Wednesday, October 26, 2011

I've been listening to NPR news for the last 2 hours while I worked away in the kitchen, so it was hard to avoid writing such a topical title.

I've picked up a new hobby in the last month or so: running everything in the produce aisle through Lola's (my mother-in-law) abandoned juicer. I had seen a documentary (or perhaps it was a very cleverly-done infomercial) featuring some Aussie driving around the United States on a 60-day juice-only diet. Surely you've experienced television-induced food cravings? I think that's what happened. Good thing I wasn't watching Supersize Me. Or Charlie and the Chocolate Factory. The next weekend when I was visiting, Lola happened to mention she was planning on getting rid of her juicer, virtually unused because of the trouble required to clean it. Within the week, I was running all kinds of crap through that thing.

I like to go to the Oakton Market for groceries --especially produce -- because it's a very atypical grocery store (and much cheaper than the local grocery store). For one thing, the produce area occupies about a third of the store, and it has all kinds of random stuff you don't see elsewhere. This is related to the other characteristic I find interesting: the interior aisles are are basically organized by ethnicity. Greeks and Russians look on different shelves (and likely different aisles) to find something to spread on toast. The dedication to serving diverse ethnicities means that more obscure foodstuffs are a little more prominent. I don't know how I'd prepare a sheep's head, but I know where to get one. The last time I was there, loading up my cart with produce to run through the juicer, I bought some ground lamb (which I've seen at more conventional grocery stores, but can be harder to find). It was an impulse buy. I don't know if it's necessarily healthier than ground beef, but it seemed like an interesting change of pace. That left me with a problem of cooking it in such a way that didn't mask it.

John suggested shepherd's pie, in which North Americans normally use ground beef, which as he pointed out, doesn't make a damn bit of sense: It's called shepherd's pie, not cowherder's pie. This brings me back to the juicer, which you probably thought was a very convoluted and unnecessary way to introduce the grocery store until this point. When you run stuff through the juicer, you get juice (obviously), and the pulp, from which the juice is separated. The juice you drink, but what do you do with the pulp? I hate wasting stuff. Some types of pulp lend themselves well with recipes: Juice a carrot and use the pulp for carrot cake. Peel and core an apple before you juice it and you're left with applesauce. This evening I decided the leftover beet, tomato, carrot and celery pulp would work well in my shepherd's pie along with some peas and corn. To be extra different, I topped my shepherd's pie with mashed potato/celery root which I cooked in the inaugural use of my new pressure cooker.

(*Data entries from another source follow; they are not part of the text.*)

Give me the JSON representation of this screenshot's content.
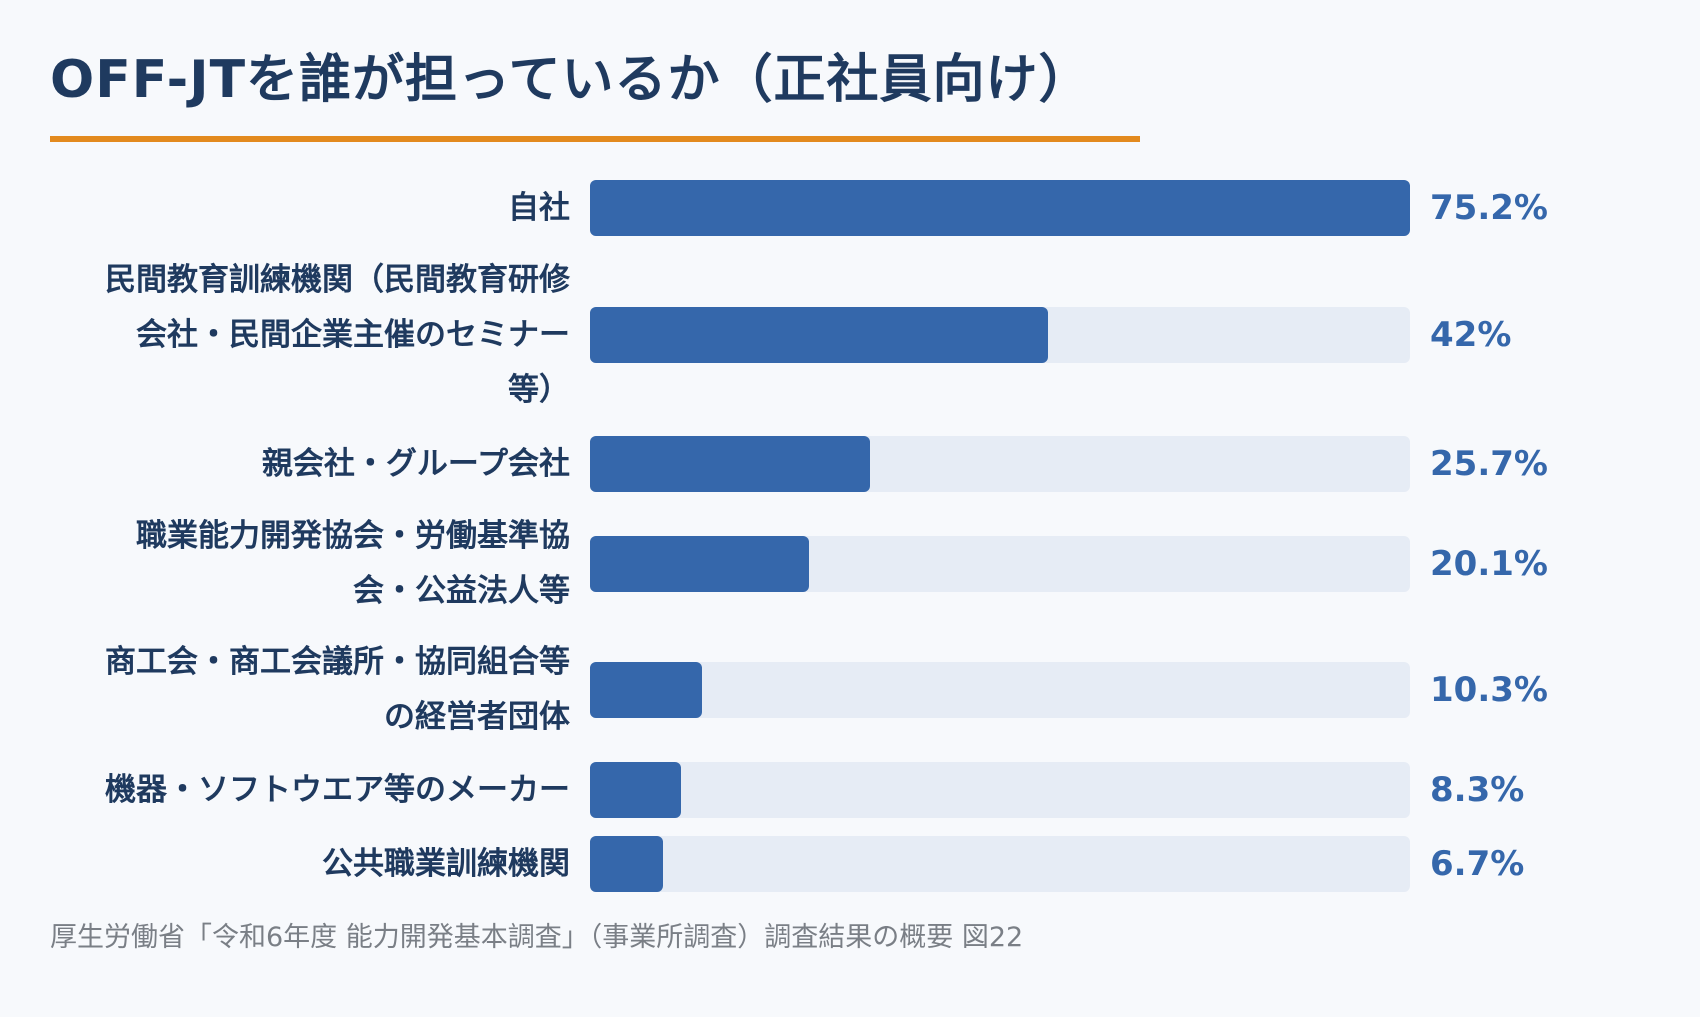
{
  "title": "OFF-JTを誰が担っているか（正社員向け）",
  "source": "厚生労働省「令和6年度 能力開発基本調査」（事業所調査）調査結果の概要 図22",
  "colors": {
    "bar": "#3567ab",
    "track": "#e6ecf5",
    "accent": "#e38a1f",
    "text": "#1f3a5f"
  },
  "chart_data": {
    "type": "bar",
    "orientation": "horizontal",
    "title": "OFF-JTを誰が担っているか（正社員向け）",
    "xlim": [
      0,
      75.2
    ],
    "grid": false,
    "categories": [
      [
        "自社"
      ],
      [
        "民間教育訓練機関（民間教育研修",
        "会社・民間企業主催のセミナー",
        "等）"
      ],
      [
        "親会社・グループ会社"
      ],
      [
        "職業能力開発協会・労働基準協",
        "会・公益法人等"
      ],
      [
        "商工会・商工会議所・協同組合等",
        "の経営者団体"
      ],
      [
        "機器・ソフトウエア等のメーカー"
      ],
      [
        "公共職業訓練機関"
      ]
    ],
    "values": [
      75.2,
      42,
      25.7,
      20.1,
      10.3,
      8.3,
      6.7
    ],
    "value_labels": [
      "75.2%",
      "42%",
      "25.7%",
      "20.1%",
      "10.3%",
      "8.3%",
      "6.7%"
    ]
  }
}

I won't go to the trouble of posting a recipe because vegetable pulp from a juicer requires some kitchen equipment that people don't really need (mine was free, after all), nor is mechanical mastication critical to the success of the meal. But if I may provide a quick sketch of a tasty shepherd's pie: 500g of lamb, browned in a skillet with ground rosemary, black pepper and salt, to which you add in a square casserole pan diced (or even splattered) vegetables such as carrots, beets, peas and corn, and which you top with a creamy mash of potatoes and possibly other white mashable vegetables such as celery root, turnip, parsnip or cauliflower. It was tasty, and having a wide assortment of vegetables probably makes it a good way to hit your vitamin quota across the board.

1 comments:

toad said...

http://en.wikipedia.org/wiki/Cottage_pie

I learned this from the Food Network a while back...before we moved to the east coast. They don't seem to like the Food Network out here.